Every week, stores promote "Fresh Meal Appeal," with simple recipes and a meal planner put together by M.J. Smith, a registered dietician and author of books including "All American Low-Fat Meals in Minutes" and "366 Low-Fat Brand-Name Recipes in Minutes." Smith's color picture with menu and recipes are featured in store circulars, on counter cards and shelf-talkers, at Piggly Wiggly's Web site and on radio advertising, including in-store radio announcements featuring the cookbook author. The retailer produced two radio spots in which Smith mentions Piggly Wiggly by name.

In the stores, consumers find the suggested menu items specially marked, value-priced and grouped together. Bundling the products was a real departure for the retailer, according to officials.

"We've done cross merchandising, but in the past it's mostly been in frozen foods with vegetables and entrees," said Michael Houser, vice chairman and executive vice president at Fresh Brands Inc., which owns and operates 19 corporate Piggly Wiggly stores in Wisconsin and northern Illinois, eight Dick's Supermarkets in Wisconsin, and also services more than 70 franchises under the Piggly Wiggly banner.

"This is the first time we've had a healthy emphasis on meat, produce and seafood. The only challenge is refrigeration."

Piggly Wiggly kicked off the promotion with a menu featuring Salmon Glazed with Sassy Red Sauce, an entree that serves four, featuring a sauce made with just four everyday ingredients.

The Pig set aside a full page in its store circular to highlight the menu and menu items and introduce consumers to Smith with a profile and color photo -- "the face of freshness," the ad reads.

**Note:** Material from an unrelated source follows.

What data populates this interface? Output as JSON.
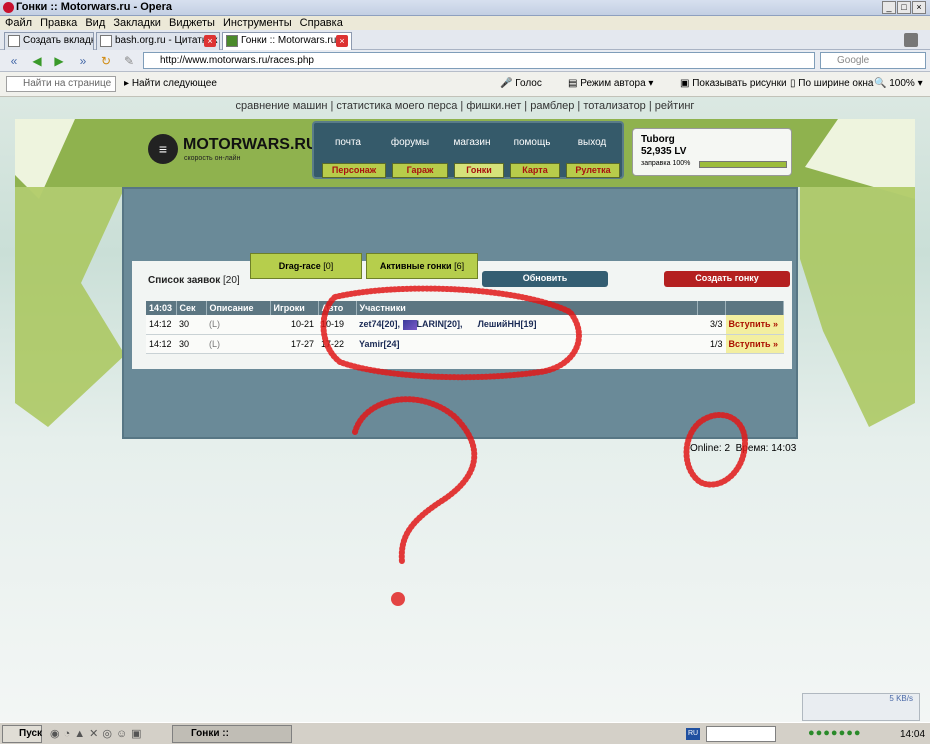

Farm-raised salmon fillets were promoted at $3.98 a pound, while whole pineapples were advertised at $4.49 each, and packages of frozen twice-baked potatoes were on sale for $3 for two 10-ounce packages.

Using sales data, that particular menu has received one of the most enthusiastic response from consumers to date, said Houser.

"In just the first week, we saw double-digit increases in sales on all the products involved in the menu, particularly the salmon," Houser told SN.

"Many customers are still very unsure of how to prepare fish, and by providing a recipe you ultimately solve this dilemma for them."

Furthermore, the retailer has managed to sustain sales increases on other featured menu items, he said.

Subsequent menus featured Boneless Sirloin Tip with Peppercorn and Mushroom Sauce, accompanied by a packaged rice and vegetable mix, fresh baked French bread, a salad of packaged romaine lettuce with grape tomatoes, and dessert combining fresh oranges with lemon sherbet; Baked Potato Breakfast Casserole with Ham and Bacon, joined by diced apples, mandarin orange slices and pecans, raisin bran muffins, tomato juice and fresh brewed coffee; and Super Chicken and Pepper Jack Quesadillas, with spicy refried beans cooked in the Crock-Pot, apple slices with light lemon chiffon yogurt as a dip and "Touchdown Punch" -- a blend of cranberry/raspberry juice and lemon-lime soda.

The recipes are designed to be simple in both preparation and ingredients, Houser said.

"Sometimes you see recipes and you cannot buy all the products in the stores," he said. "There's nothing exotic here. We were concerned with using tested recipes, using products we had available in all of our stores. These are things everyone can cook, and cook easily."